The next step was to get the synthetic DNA out of the yeast and transplant it into an emptied-out bacterial cell. After many false starts, they got their first colony in late March. The group added several small changes to the original genetic code of the organism, including a gene that lends the bacteria a telltale blue color.

They also added DNA that could be decoded into lines of alphabet, spelling out the researchers' names and several quotes, including "What I cannot build, I cannot understand," from physicist Richard Feynman.

In other labs around the country, biologists have forged ahead with the use of synthetic DNA, splicing pieces of it into the DNA of existing organisms rather than making the whole genetic code from scratch.

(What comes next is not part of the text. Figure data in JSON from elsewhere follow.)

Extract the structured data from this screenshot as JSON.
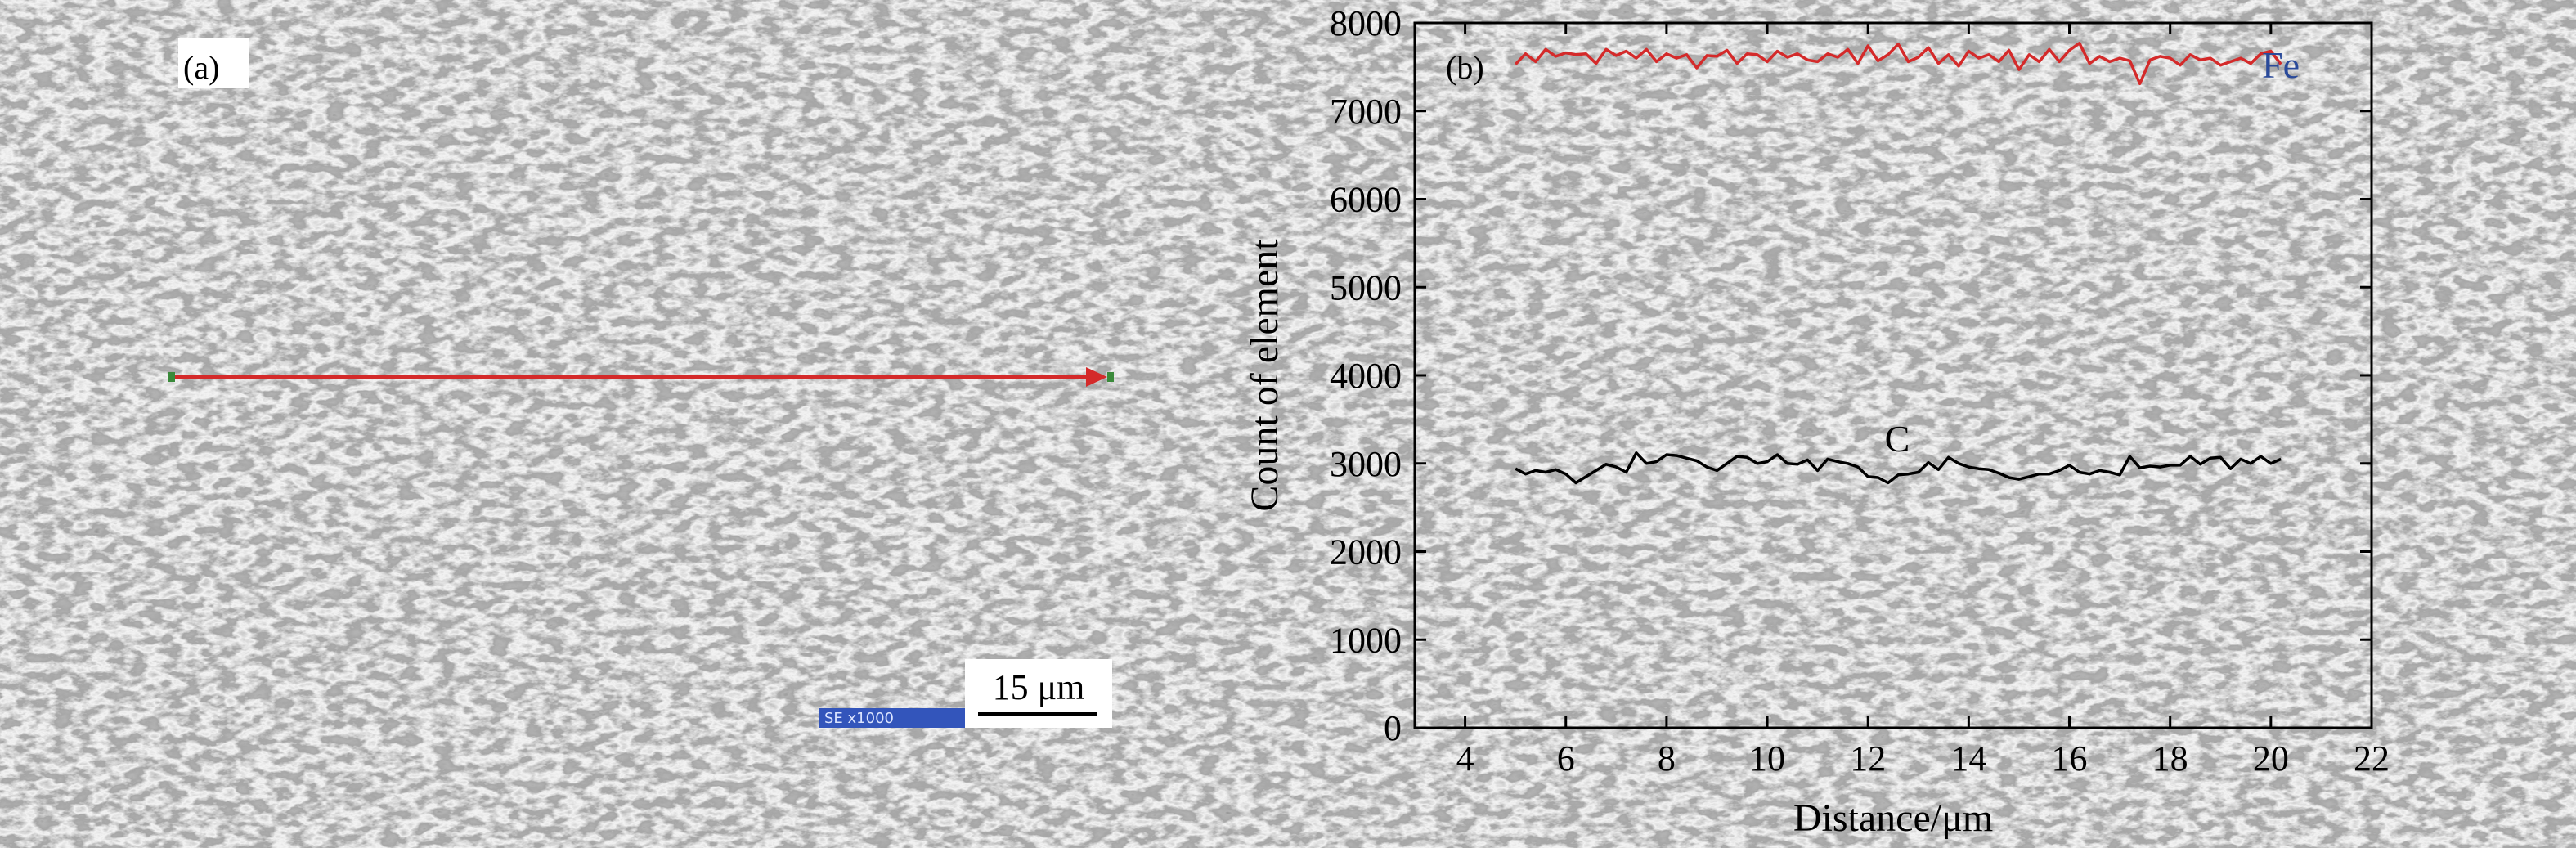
{
  "panel_a": {
    "label": "(a)",
    "scale_bar_text": "15 μm",
    "detector_text": "SE  x1000",
    "line_scan_color": "#d42a2a",
    "info_bar_color": "#3355bb"
  },
  "chart_data": {
    "type": "line",
    "panel_label": "(b)",
    "xlabel": "Distance/μm",
    "ylabel": "Count of element",
    "xlim": [
      3,
      22
    ],
    "ylim": [
      0,
      8000
    ],
    "xticks": [
      4,
      6,
      8,
      10,
      12,
      14,
      16,
      18,
      20,
      22
    ],
    "yticks": [
      0,
      1000,
      2000,
      3000,
      4000,
      5000,
      6000,
      7000,
      8000
    ],
    "grid": false,
    "series": [
      {
        "name": "Fe",
        "color": "#d42a2a",
        "label_color": "#2a4a9a",
        "points": [
          [
            5.0,
            7530
          ],
          [
            5.2,
            7650
          ],
          [
            5.4,
            7560
          ],
          [
            5.6,
            7700
          ],
          [
            5.8,
            7620
          ],
          [
            6.0,
            7660
          ],
          [
            6.2,
            7640
          ],
          [
            6.4,
            7650
          ],
          [
            6.6,
            7540
          ],
          [
            6.8,
            7700
          ],
          [
            7.0,
            7630
          ],
          [
            7.2,
            7680
          ],
          [
            7.4,
            7600
          ],
          [
            7.6,
            7700
          ],
          [
            7.8,
            7560
          ],
          [
            8.0,
            7650
          ],
          [
            8.2,
            7600
          ],
          [
            8.4,
            7640
          ],
          [
            8.6,
            7490
          ],
          [
            8.8,
            7630
          ],
          [
            9.0,
            7620
          ],
          [
            9.2,
            7690
          ],
          [
            9.4,
            7540
          ],
          [
            9.6,
            7650
          ],
          [
            9.8,
            7640
          ],
          [
            10.0,
            7560
          ],
          [
            10.2,
            7680
          ],
          [
            10.4,
            7610
          ],
          [
            10.6,
            7650
          ],
          [
            10.8,
            7580
          ],
          [
            11.0,
            7560
          ],
          [
            11.2,
            7650
          ],
          [
            11.4,
            7610
          ],
          [
            11.6,
            7700
          ],
          [
            11.8,
            7540
          ],
          [
            12.0,
            7740
          ],
          [
            12.2,
            7570
          ],
          [
            12.4,
            7640
          ],
          [
            12.6,
            7760
          ],
          [
            12.8,
            7560
          ],
          [
            13.0,
            7610
          ],
          [
            13.2,
            7720
          ],
          [
            13.4,
            7540
          ],
          [
            13.6,
            7640
          ],
          [
            13.8,
            7510
          ],
          [
            14.0,
            7680
          ],
          [
            14.2,
            7600
          ],
          [
            14.4,
            7640
          ],
          [
            14.6,
            7560
          ],
          [
            14.8,
            7690
          ],
          [
            15.0,
            7470
          ],
          [
            15.2,
            7640
          ],
          [
            15.4,
            7560
          ],
          [
            15.6,
            7700
          ],
          [
            15.8,
            7560
          ],
          [
            16.0,
            7690
          ],
          [
            16.2,
            7770
          ],
          [
            16.4,
            7540
          ],
          [
            16.6,
            7620
          ],
          [
            16.8,
            7560
          ],
          [
            17.0,
            7600
          ],
          [
            17.2,
            7570
          ],
          [
            17.4,
            7310
          ],
          [
            17.6,
            7580
          ],
          [
            17.8,
            7620
          ],
          [
            18.0,
            7600
          ],
          [
            18.2,
            7520
          ],
          [
            18.4,
            7640
          ],
          [
            18.6,
            7580
          ],
          [
            18.8,
            7600
          ],
          [
            19.0,
            7520
          ],
          [
            19.2,
            7560
          ],
          [
            19.4,
            7600
          ],
          [
            19.6,
            7540
          ],
          [
            19.8,
            7650
          ],
          [
            20.0,
            7680
          ],
          [
            20.2,
            7530
          ]
        ]
      },
      {
        "name": "C",
        "color": "#000000",
        "label_color": "#000000",
        "points": [
          [
            5.0,
            2940
          ],
          [
            5.2,
            2880
          ],
          [
            5.4,
            2920
          ],
          [
            5.6,
            2900
          ],
          [
            5.8,
            2930
          ],
          [
            6.0,
            2880
          ],
          [
            6.2,
            2780
          ],
          [
            6.4,
            2850
          ],
          [
            6.6,
            2920
          ],
          [
            6.8,
            2990
          ],
          [
            7.0,
            2960
          ],
          [
            7.2,
            2900
          ],
          [
            7.4,
            3120
          ],
          [
            7.6,
            3000
          ],
          [
            7.8,
            3020
          ],
          [
            8.0,
            3100
          ],
          [
            8.2,
            3090
          ],
          [
            8.4,
            3060
          ],
          [
            8.6,
            3030
          ],
          [
            8.8,
            2960
          ],
          [
            9.0,
            2920
          ],
          [
            9.2,
            3000
          ],
          [
            9.4,
            3080
          ],
          [
            9.6,
            3070
          ],
          [
            9.8,
            3000
          ],
          [
            10.0,
            3020
          ],
          [
            10.2,
            3100
          ],
          [
            10.4,
            3000
          ],
          [
            10.6,
            2990
          ],
          [
            10.8,
            3040
          ],
          [
            11.0,
            2920
          ],
          [
            11.2,
            3050
          ],
          [
            11.4,
            3020
          ],
          [
            11.6,
            3000
          ],
          [
            11.8,
            2960
          ],
          [
            12.0,
            2850
          ],
          [
            12.2,
            2840
          ],
          [
            12.4,
            2780
          ],
          [
            12.6,
            2870
          ],
          [
            12.8,
            2880
          ],
          [
            13.0,
            2900
          ],
          [
            13.2,
            3010
          ],
          [
            13.4,
            2930
          ],
          [
            13.6,
            3070
          ],
          [
            13.8,
            3000
          ],
          [
            14.0,
            2960
          ],
          [
            14.2,
            2940
          ],
          [
            14.4,
            2930
          ],
          [
            14.6,
            2890
          ],
          [
            14.8,
            2840
          ],
          [
            15.0,
            2820
          ],
          [
            15.2,
            2850
          ],
          [
            15.4,
            2880
          ],
          [
            15.6,
            2880
          ],
          [
            15.8,
            2920
          ],
          [
            16.0,
            2980
          ],
          [
            16.2,
            2900
          ],
          [
            16.4,
            2880
          ],
          [
            16.6,
            2920
          ],
          [
            16.8,
            2900
          ],
          [
            17.0,
            2870
          ],
          [
            17.2,
            3080
          ],
          [
            17.4,
            2950
          ],
          [
            17.6,
            2970
          ],
          [
            17.8,
            2960
          ],
          [
            18.0,
            2980
          ],
          [
            18.2,
            2980
          ],
          [
            18.4,
            3080
          ],
          [
            18.6,
            2990
          ],
          [
            18.8,
            3060
          ],
          [
            19.0,
            3070
          ],
          [
            19.2,
            2940
          ],
          [
            19.4,
            3050
          ],
          [
            19.6,
            3000
          ],
          [
            19.8,
            3080
          ],
          [
            20.0,
            3000
          ],
          [
            20.2,
            3050
          ]
        ]
      }
    ]
  }
}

The group at Stony Brook is working on a new influenza vaccine as well as one for HIV. At the University of the Sciences in Philadelphia, geneticist Jennifer Anthony is adding synthetic DNA to E. coli to make a cheaper version of vitamin A.

And in Berkeley, Calif., the company Amyris Biotechnologies has used synthetic DNA to make a once-rare malaria medicine, expected on the market this year.

Despite such promising avenues of research, some see darker possibilities.

Within minutes of the announcement, the environmental group Friends of the Earth and the ETC group, a watchdog for new technologies, shot off warnings and calls for a moratorium on research in synthetic biology.

Penn's Caplan, who headed the original ethical review, said that, like any new technology, synthetic biology could be used for good or evil. It could also have unintended consequences when used with good intentions, especially if new organisms are let loose.

"Think of kudzu, or Japanese beetles or rabbits that went nuts" reproducing in Australia, he said. "Or killer bees," referring to various ways that manipulating the living world has backfired.

For him and other ethicists and philosophers, this finding knocks down the still-prevalent belief that life is animated by some sort of vital force.

"I sometimes describe this as Darwin's second shoe dropping," said Mark Bedau, a philosopher at Reed College in Portland, Ore. "This profoundly changes our view of our place in the universe, where we come from, and what we're made of."

Bedau foresees an even bigger impact when scientists create some new forms of life that nature never made or perhaps never could have made.

"Potentially, anything under the sun is now possible."